Mahlers Fifth, Sixth and Seventh Symphonies
were all composed between 1902 and 1905 and Strauss Opera Solome, an emotionally
intense work that strained the limits of traditional music tonality almost to the breaking
point and dealt with the underside of human psychology, was a product of the year 1905.
These were transitional works between the spiritual plateaus of the Wagner operas and the
first works of determinedly negative music composed by Schönberg and his contemporaries.
The Gurreleider, however, was a work that contains an impassioned emotional statement. It
is filled with music of rare beauty.
In 1903, Schönberg began taking on
private pupils. Among the first pupils were Alban Berg (1885-1935) and Anton von Webern
(1883-1945). They would become important composers in the new negative music. At this
time, Schönberg began moving rapidly forwards with his musical style. In 1905, he
completed his first published string quartet. This work showed a dramatic departure from
the full, inspired feelings of Gurreleider. It is a complex work of a shadowy emotionality
character. The inspired emotional peaks that feel good in Gurreleider, are in
this work gone. Schönberg had entered a wilderness. In the Chamber Symphony of 1907,
Schönberg stretched the limits of traditional harmony to its limits. It was during the
next two years that Schönberg made his biggest transition. I will describe the music and
influence of this period with a quote from Twentieth-Century
Music by Robert P. Morgan (published by W.W. Norton & Company in 1991).

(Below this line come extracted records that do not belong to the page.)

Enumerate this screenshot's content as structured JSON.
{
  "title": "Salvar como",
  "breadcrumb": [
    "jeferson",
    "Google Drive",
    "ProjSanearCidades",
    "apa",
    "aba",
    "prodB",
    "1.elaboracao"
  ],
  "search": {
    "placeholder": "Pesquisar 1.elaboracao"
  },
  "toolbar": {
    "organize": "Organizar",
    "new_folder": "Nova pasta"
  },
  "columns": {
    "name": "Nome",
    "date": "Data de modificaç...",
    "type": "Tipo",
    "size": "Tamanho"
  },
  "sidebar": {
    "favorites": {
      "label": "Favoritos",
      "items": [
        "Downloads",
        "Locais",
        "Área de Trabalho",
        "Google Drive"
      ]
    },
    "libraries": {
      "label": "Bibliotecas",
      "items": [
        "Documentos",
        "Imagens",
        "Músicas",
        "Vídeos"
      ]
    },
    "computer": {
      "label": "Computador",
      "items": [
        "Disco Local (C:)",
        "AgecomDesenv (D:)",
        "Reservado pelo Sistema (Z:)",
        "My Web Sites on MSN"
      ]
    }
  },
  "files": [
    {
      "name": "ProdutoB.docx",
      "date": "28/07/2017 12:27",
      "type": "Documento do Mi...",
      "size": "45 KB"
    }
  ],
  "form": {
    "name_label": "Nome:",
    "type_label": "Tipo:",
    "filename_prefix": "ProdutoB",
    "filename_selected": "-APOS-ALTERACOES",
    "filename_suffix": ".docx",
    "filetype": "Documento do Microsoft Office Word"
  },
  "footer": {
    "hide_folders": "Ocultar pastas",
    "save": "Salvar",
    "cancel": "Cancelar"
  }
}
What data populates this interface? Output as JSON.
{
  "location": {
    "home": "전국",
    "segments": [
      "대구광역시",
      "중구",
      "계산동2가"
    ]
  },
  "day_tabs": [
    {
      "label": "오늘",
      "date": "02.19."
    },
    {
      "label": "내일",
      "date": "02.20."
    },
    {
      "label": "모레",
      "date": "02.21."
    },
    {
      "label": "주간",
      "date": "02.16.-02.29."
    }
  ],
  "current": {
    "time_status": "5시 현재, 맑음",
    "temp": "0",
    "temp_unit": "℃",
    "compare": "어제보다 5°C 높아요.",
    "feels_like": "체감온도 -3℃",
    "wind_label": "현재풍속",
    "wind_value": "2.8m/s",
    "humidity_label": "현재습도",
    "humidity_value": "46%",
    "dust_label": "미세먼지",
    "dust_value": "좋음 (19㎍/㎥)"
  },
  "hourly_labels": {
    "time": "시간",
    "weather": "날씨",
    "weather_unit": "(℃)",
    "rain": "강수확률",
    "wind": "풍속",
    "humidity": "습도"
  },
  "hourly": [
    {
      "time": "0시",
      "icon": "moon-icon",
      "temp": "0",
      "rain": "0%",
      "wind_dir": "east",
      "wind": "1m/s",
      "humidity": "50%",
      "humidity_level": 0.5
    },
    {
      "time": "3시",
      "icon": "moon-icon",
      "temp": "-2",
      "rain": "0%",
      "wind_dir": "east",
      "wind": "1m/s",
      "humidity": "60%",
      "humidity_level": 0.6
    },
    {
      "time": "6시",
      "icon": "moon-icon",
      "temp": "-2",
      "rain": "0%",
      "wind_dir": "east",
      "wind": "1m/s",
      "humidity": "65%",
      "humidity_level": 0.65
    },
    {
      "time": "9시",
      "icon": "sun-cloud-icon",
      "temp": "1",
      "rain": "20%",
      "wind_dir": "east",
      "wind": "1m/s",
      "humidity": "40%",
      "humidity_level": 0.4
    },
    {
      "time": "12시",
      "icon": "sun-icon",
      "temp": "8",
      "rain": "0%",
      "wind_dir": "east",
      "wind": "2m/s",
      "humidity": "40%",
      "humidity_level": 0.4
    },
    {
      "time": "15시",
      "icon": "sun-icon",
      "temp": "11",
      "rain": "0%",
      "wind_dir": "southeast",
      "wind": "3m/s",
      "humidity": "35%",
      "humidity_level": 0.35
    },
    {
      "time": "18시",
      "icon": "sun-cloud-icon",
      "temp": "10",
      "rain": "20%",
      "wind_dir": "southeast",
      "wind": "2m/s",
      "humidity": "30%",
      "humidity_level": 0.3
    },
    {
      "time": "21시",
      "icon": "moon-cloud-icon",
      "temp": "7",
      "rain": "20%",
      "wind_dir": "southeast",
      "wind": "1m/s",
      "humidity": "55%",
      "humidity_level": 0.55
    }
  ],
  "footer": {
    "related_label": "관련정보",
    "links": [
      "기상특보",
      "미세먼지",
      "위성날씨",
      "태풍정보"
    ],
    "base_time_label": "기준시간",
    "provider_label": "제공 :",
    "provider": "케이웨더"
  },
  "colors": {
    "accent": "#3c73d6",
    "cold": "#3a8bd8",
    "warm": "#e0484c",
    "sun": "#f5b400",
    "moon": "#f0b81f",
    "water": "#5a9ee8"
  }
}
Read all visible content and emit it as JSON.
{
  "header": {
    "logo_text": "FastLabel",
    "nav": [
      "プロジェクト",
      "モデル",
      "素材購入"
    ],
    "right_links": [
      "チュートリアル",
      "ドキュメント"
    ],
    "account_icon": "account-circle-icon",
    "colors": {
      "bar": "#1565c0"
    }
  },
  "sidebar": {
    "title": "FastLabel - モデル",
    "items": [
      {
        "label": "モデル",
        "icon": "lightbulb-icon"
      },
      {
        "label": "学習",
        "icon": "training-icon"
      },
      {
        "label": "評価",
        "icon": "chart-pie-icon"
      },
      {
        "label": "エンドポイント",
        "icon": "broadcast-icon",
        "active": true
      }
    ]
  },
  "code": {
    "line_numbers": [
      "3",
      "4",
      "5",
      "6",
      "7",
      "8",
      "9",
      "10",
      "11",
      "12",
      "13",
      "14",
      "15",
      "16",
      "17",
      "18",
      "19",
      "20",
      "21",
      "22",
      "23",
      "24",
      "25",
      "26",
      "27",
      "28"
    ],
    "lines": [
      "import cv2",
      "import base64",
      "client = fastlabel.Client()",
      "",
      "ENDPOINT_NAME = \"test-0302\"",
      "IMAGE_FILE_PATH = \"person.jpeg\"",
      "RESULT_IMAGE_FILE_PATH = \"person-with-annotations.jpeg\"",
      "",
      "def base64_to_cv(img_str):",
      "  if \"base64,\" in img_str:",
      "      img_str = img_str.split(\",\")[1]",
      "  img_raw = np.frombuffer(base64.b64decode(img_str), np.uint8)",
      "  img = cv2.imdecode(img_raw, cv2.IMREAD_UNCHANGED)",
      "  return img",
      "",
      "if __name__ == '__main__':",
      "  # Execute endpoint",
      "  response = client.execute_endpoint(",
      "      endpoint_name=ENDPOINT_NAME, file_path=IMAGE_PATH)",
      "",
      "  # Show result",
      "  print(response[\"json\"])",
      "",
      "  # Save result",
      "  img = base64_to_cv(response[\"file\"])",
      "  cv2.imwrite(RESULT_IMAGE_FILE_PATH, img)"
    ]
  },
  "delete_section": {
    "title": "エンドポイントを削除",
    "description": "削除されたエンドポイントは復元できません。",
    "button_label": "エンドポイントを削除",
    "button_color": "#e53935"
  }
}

"With the Chamber Symphony we have reached the
absolute limits of tradition chromatic tonality. The period immediately following its
appearance was critical in Schönbergs developmentand indeed, largely because
of the direction he took, one of the most important in the entire evolution of Western
Music. In a two-year period of astonishing creative activity, from 1907 to 1909,
Schönberg made his final break with tonality and triadic harmony and moved into the
previously uncharted area of free chromaticism, producing a series of works that
fundamentally altered the course of music: the Second String Quartet, Opus 10; Three Piano
Pieces, Opus 11; Two Songs, Op 14; the song cycle Das Buch der hangenden Garten (The
Book of the Hanging Gardens), OPUS 15; Five Orchestral Pieces, Opus 16; and the drama Erwartung
(Expectation), Opus 17. In one sense Schönbergs break with tonality can be understood simply as the next
step in a continuous development, for in his music the role of triads and key centers had
already been weakened to a point of virtual extinction. But this step was decisive,
producing a difference in kind rather than merely of degree. As Schönberg himself
proclaimed in the program for the first performance of his Opus 15 songs: "For the
first time I have succeeded in coming near an ideal of expression and form which I had in
mind for years
..Now that I have finally embarked on the path I am conscious that I
have broken all barriers of a past esthetic."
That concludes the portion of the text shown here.